Par Jean-Baptiste Noé, IdL
L’actualité des civilisations
Dès son introduction, Huntington rappelle que le paradigme de choc des civilisations est une notion actuelle, valable pour le monde post guerre froide, mais qui n’a pas de validité éternelle. Il s’agit bien de penser le monde qui a émergé de la chute de l’URSS, sans que ces réflexions aient une portée éternelle.
Huntington définit les civilisations comme des ensembles culturels qui disposent d’une culture, d’une histoire, d’une langue et d’une religion partagée. Appartenir à une civilisation, c’est se reconnaître d’elle et non pas d’une autre. C’est se reconnaître Chinois, Japonais ou Européens, être d’ici donc, plutôt que d’ailleurs.

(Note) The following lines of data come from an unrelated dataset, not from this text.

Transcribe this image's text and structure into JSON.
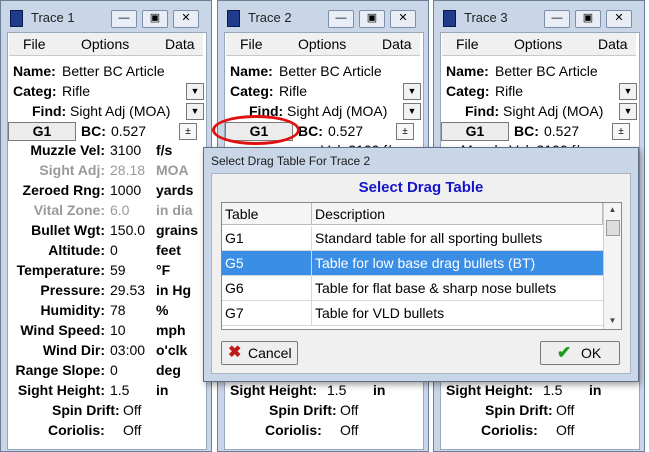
{
  "windows": [
    {
      "title": "Trace 1",
      "menu": [
        "File",
        "Options",
        "Data"
      ],
      "name_label": "Name:",
      "name_value": "Better BC Article",
      "categ_label": "Categ:",
      "categ_value": "Rifle",
      "find_label": "Find:",
      "find_value": "Sight Adj (MOA)",
      "g1_label": "G1",
      "bc_label": "BC:",
      "bc_value": "0.527",
      "rows": [
        {
          "label": "Muzzle Vel:",
          "value": "3100",
          "unit": "f/s",
          "gray": false
        },
        {
          "label": "Sight Adj:",
          "value": "28.18",
          "unit": "MOA",
          "gray": true
        },
        {
          "label": "Zeroed   Rng:",
          "value": "1000",
          "unit": "yards",
          "gray": false
        },
        {
          "label": "Vital Zone:",
          "value": "6.0",
          "unit": "in dia",
          "gray": true
        },
        {
          "label": "Bullet Wgt:",
          "value": "150.0",
          "unit": "grains",
          "gray": false
        },
        {
          "label": "Altitude:",
          "value": "0",
          "unit": "feet",
          "gray": false
        },
        {
          "label": "Temperature:",
          "value": "59",
          "unit": "°F",
          "gray": false
        },
        {
          "label": "Pressure:",
          "value": "29.53",
          "unit": "in Hg",
          "gray": false
        },
        {
          "label": "Humidity:",
          "value": "78",
          "unit": "%",
          "gray": false
        },
        {
          "label": "Wind Speed:",
          "value": "10",
          "unit": "mph",
          "gray": false
        },
        {
          "label": "Wind Dir:",
          "value": "03:00",
          "unit": "o'clk",
          "gray": false
        },
        {
          "label": "Range Slope:",
          "value": "0",
          "unit": "deg",
          "gray": false
        },
        {
          "label": "Sight Height:",
          "value": "1.5",
          "unit": "in",
          "gray": false
        }
      ],
      "spin_label": "Spin Drift:",
      "spin_value": "Off",
      "coriolis_label": "Coriolis:",
      "coriolis_value": "Off"
    },
    {
      "title": "Trace 2",
      "menu": [
        "File",
        "Options",
        "Data"
      ],
      "name_label": "Name:",
      "name_value": "Better BC Article",
      "categ_label": "Categ:",
      "categ_value": "Rifle",
      "find_label": "Find:",
      "find_value": "Sight Adj (MOA)",
      "g1_label": "G1",
      "bc_label": "BC:",
      "bc_value": "0.527",
      "partial_row": "Vel: 3100  f/s",
      "sight_label": "Sight Height:",
      "sight_value": "1.5",
      "sight_unit": "in",
      "spin_label": "Spin Drift:",
      "spin_value": "Off",
      "coriolis_label": "Coriolis:",
      "coriolis_value": "Off"
    },
    {
      "title": "Trace 3",
      "menu": [
        "File",
        "Options",
        "Data"
      ],
      "name_label": "Name:",
      "name_value": "Better BC Article",
      "categ_label": "Categ:",
      "categ_value": "Rifle",
      "find_label": "Find:",
      "find_value": "Sight Adj (MOA)",
      "g1_label": "G1",
      "bc_label": "BC:",
      "bc_value": "0.527",
      "partial_row": "Muzzle Vel: 3100  f/s",
      "sight_label": "Sight Height:",
      "sight_value": "1.5",
      "sight_unit": "in",
      "spin_label": "Spin Drift:",
      "spin_value": "Off",
      "coriolis_label": "Coriolis:",
      "coriolis_value": "Off"
    }
  ],
  "dialog": {
    "title": "Select Drag Table For Trace 2",
    "heading": "Select Drag Table",
    "col_table": "Table",
    "col_desc": "Description",
    "rows": [
      {
        "table": "G1",
        "desc": "Standard table for all sporting bullets",
        "selected": false
      },
      {
        "table": "G5",
        "desc": "Table for low base drag bullets (BT)",
        "selected": true
      },
      {
        "table": "G6",
        "desc": "Table for flat base & sharp nose bullets",
        "selected": false
      },
      {
        "table": "G7",
        "desc": "Table for VLD bullets",
        "selected": false
      }
    ],
    "cancel_label": "Cancel",
    "ok_label": "OK"
  },
  "icons": {
    "close": "close-icon",
    "minimize": "minimize-icon",
    "restore": "restore-icon",
    "dropdown": "chevron-down-icon",
    "cancel": "red-x-icon",
    "ok": "green-check-icon"
  },
  "colors": {
    "selection": "#3a8ee6",
    "dialog_heading": "#1515c8",
    "highlight_circle": "#e01010"
  }
}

Jusqu’en 1991, le monde était structuré par l’idéologie : le communisme d’un côté, le monde libre de l’autre. Ce paradigme ayant volé en éclats, ce sont les civilisations qui ont pris le dessus. On ne se bat plus pour défendre Marx, mais sa façon de vivre et sa terre. Les civilisations s’entrechoquent donc, et ce choc représente la principale menace pour la paix. Mais elles sont aussi le garde-fou de la paix mondiale. Vouloir effacer les civilisations au motif d’éviter le choc causerait donc un choc encore plus grand :
« Les chocs entre civilisations représentent la principale menace pour la paix dans le monde, mais ils sont aussi, au sein d’un ordre international désormais fondé sur les civilisations, le garde-fou le plus sûr contre une guerre mondiale. »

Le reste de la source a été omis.